While K-Path has automated its signature selection pipeline, the process still presents formidable challenges, Slezak said. The issue of sensitivity vs. specificity is crucial, for example, since it’s important to detect very low doses of a pathogen, but the alarm bells can’t go off every time “some farmer has a single spore of anthrax on his shoe,” he said. The goal is to find regions that are conserved in all virulent strains of a pathogen, while being unique to all other organisms. This can be difficult for pathogens with many, many strains, most of which have not been sequenced yet, with near-neighbors that may not be virulent.
In addition, Slezak said, RNA viruses such as Ebola have very high mutation rates, which makes it difficult to find adequate regions of conservation. Microbial genomes that are sequenced by “boutique” labs also pose a problem, because the quality of that sequence isn’t always very good. In those cases, “you can’t tell the difference between bad sequencing and natural variation,” he said. In addition, algorithms for aligning draft genomes or fragments against complete genomes and against other draft genomes are still lacking. David Hysom, an LLNL computer scientist, is working on that challenge, Slezak said.

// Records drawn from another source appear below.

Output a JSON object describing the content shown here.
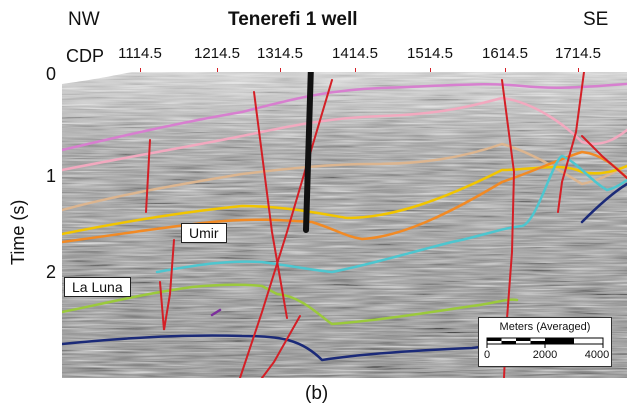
{
  "header": {
    "left_direction": "NW",
    "well_name": "Tenerefi 1 well",
    "right_direction": "SE"
  },
  "cdp": {
    "label": "CDP",
    "values": [
      "1114.5",
      "1214.5",
      "1314.5",
      "1414.5",
      "1514.5",
      "1614.5",
      "1714.5"
    ]
  },
  "y_axis": {
    "label": "Time (s)",
    "ticks": [
      "0",
      "1",
      "2"
    ]
  },
  "formations": {
    "umir": "Umir",
    "la_luna": "La Luna"
  },
  "scale_bar": {
    "title": "Meters (Averaged)",
    "labels": [
      "0",
      "2000",
      "4000"
    ]
  },
  "caption": "(b)",
  "colors": {
    "fault": "#d41f26",
    "well": "#111111",
    "horizons": [
      "#d77fcf",
      "#f2a9bf",
      "#dcb58f",
      "#f1c500",
      "#f18a25",
      "#4ec6cf",
      "#9bc93c",
      "#7c2f9c",
      "#1b2a78"
    ]
  }
}
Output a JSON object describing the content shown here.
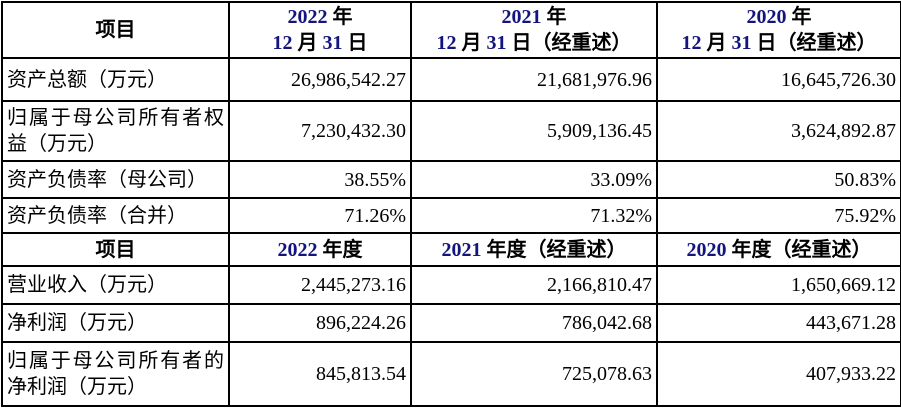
{
  "table": {
    "sections": [
      {
        "header": {
          "item": "项目",
          "col2022": "2022 年\n12 月 31 日",
          "col2021": "2021 年\n12 月 31 日（经重述）",
          "col2020": "2020 年\n12 月 31 日（经重述）"
        },
        "rows": [
          {
            "label": "资产总额（万元）",
            "values": [
              "26,986,542.27",
              "21,681,976.96",
              "16,645,726.30"
            ]
          },
          {
            "label": "归属于母公司所有者权益（万元）",
            "values": [
              "7,230,432.30",
              "5,909,136.45",
              "3,624,892.87"
            ]
          },
          {
            "label": "资产负债率（母公司）",
            "values": [
              "38.55%",
              "33.09%",
              "50.83%"
            ]
          },
          {
            "label": "资产负债率（合并）",
            "values": [
              "71.26%",
              "71.32%",
              "75.92%"
            ]
          }
        ]
      },
      {
        "header": {
          "item": "项目",
          "col2022": "2022 年度",
          "col2021": "2021 年度（经重述）",
          "col2020": "2020 年度（经重述）"
        },
        "rows": [
          {
            "label": "营业收入（万元）",
            "values": [
              "2,445,273.16",
              "2,166,810.47",
              "1,650,669.12"
            ]
          },
          {
            "label": "净利润（万元）",
            "values": [
              "896,224.26",
              "786,042.68",
              "443,671.28"
            ]
          },
          {
            "label": "归属于母公司所有者的净利润（万元）",
            "values": [
              "845,813.54",
              "725,078.63",
              "407,933.22"
            ]
          }
        ]
      }
    ],
    "colors": {
      "text": "#000000",
      "border": "#000000",
      "header_digit_tint": "#14147e",
      "background": "#ffffff"
    }
  }
}
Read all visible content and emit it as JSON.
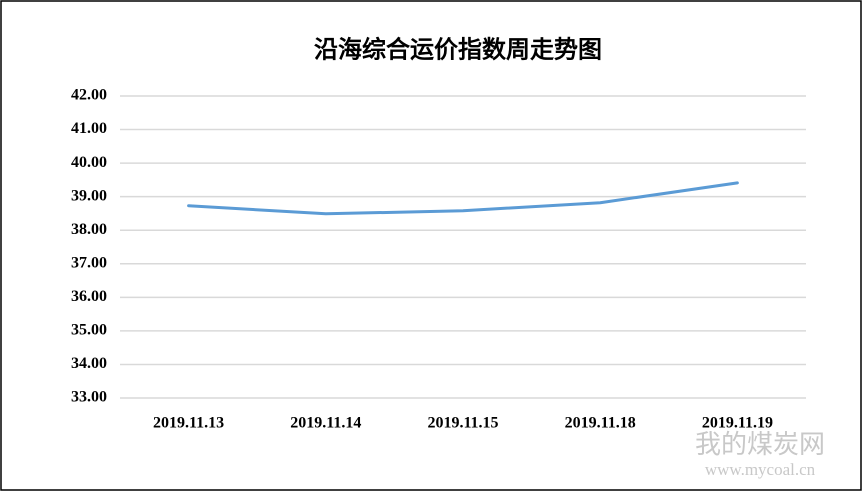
{
  "chart_data": {
    "type": "line",
    "title": "沿海综合运价指数周走势图",
    "categories": [
      "2019.11.13",
      "2019.11.14",
      "2019.11.15",
      "2019.11.18",
      "2019.11.19"
    ],
    "series": [
      {
        "name": "沿海综合运价指数",
        "color": "#5b9bd5",
        "values": [
          38.73,
          38.49,
          38.58,
          38.82,
          39.41
        ]
      }
    ],
    "ylim": [
      33,
      42
    ],
    "yticks": [
      {
        "value": 33,
        "label": "33.00"
      },
      {
        "value": 34,
        "label": "34.00"
      },
      {
        "value": 35,
        "label": "35.00"
      },
      {
        "value": 36,
        "label": "36.00"
      },
      {
        "value": 37,
        "label": "37.00"
      },
      {
        "value": 38,
        "label": "38.00"
      },
      {
        "value": 39,
        "label": "39.00"
      },
      {
        "value": 40,
        "label": "40.00"
      },
      {
        "value": 41,
        "label": "41.00"
      },
      {
        "value": 42,
        "label": "42.00"
      }
    ],
    "grid": true,
    "watermark": [
      "我的煤炭网",
      "www.mycoal.cn"
    ]
  }
}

Finally, Slezak noted, plain-old human politics can throw up additional barriers when “turf wars” break out over disease programs. In California, for example, there are four agencies responsible for studying West Nile virus: one for humans, one for birds, one for horses, and one for all other animals. Getting everyone to cooperate is often the hardest part of the job, he said.

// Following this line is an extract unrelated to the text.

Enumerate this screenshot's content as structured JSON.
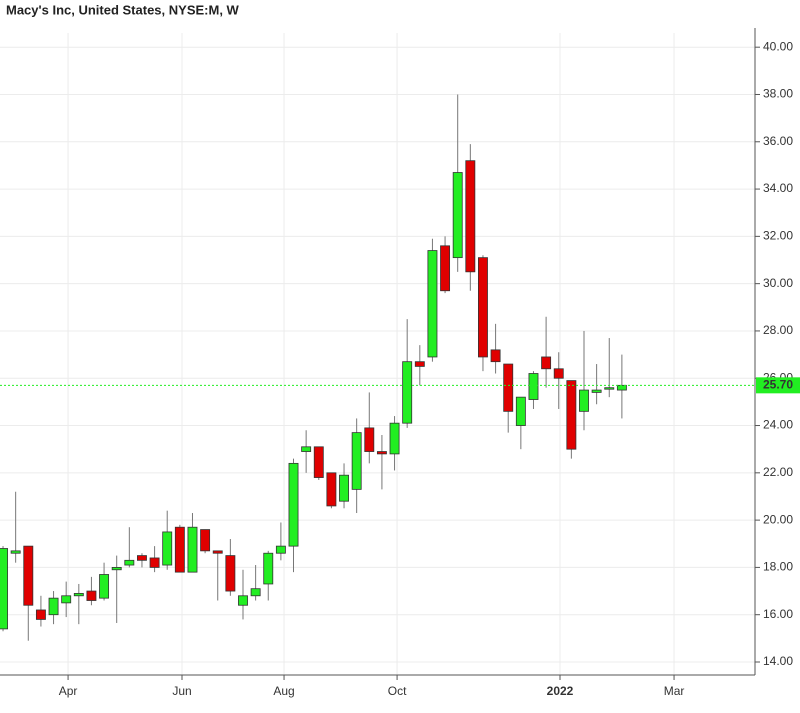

When the anthrax attacks occurred in the US in October 2001, the LLNL group rushed its prototype pathogen detection system into live use on the East Coast within two days, Slezak said. By early 2003, multiple pathogen assays developed by LLNL and validated by the Centers for Disease Control and Prevention were put into daily use in several cities across the country as part of the Department of Homeland Security’s BioWatch program. One autonomous pathogen detection unit is placed smack in the middle of Times Square in New York, and looks like a discarded refrigerator. Slezak said that although the New York Police Department feared the system would be vandalized, dismantled, or shot at, the worst thing to befall the system is a scribbled note on the side asking, “What is it?”
Slezak said that the LLNL team is currently working on a much smaller version of the system it calls the “bio-briefcase.” Ultimately, the goal is to create a “bio-smoke alarm” for widespread use.
Most recently, the LLNL group provided its signatures for the SARS virus to the US Army Medical Research Institute of Infectious Diseases for testing. While unable to disclose details of other pathogens his group is studying, Slezak was able to sum up its mission succinctly: “If it affects humans, agriculture, or Congress, we need to know about it.”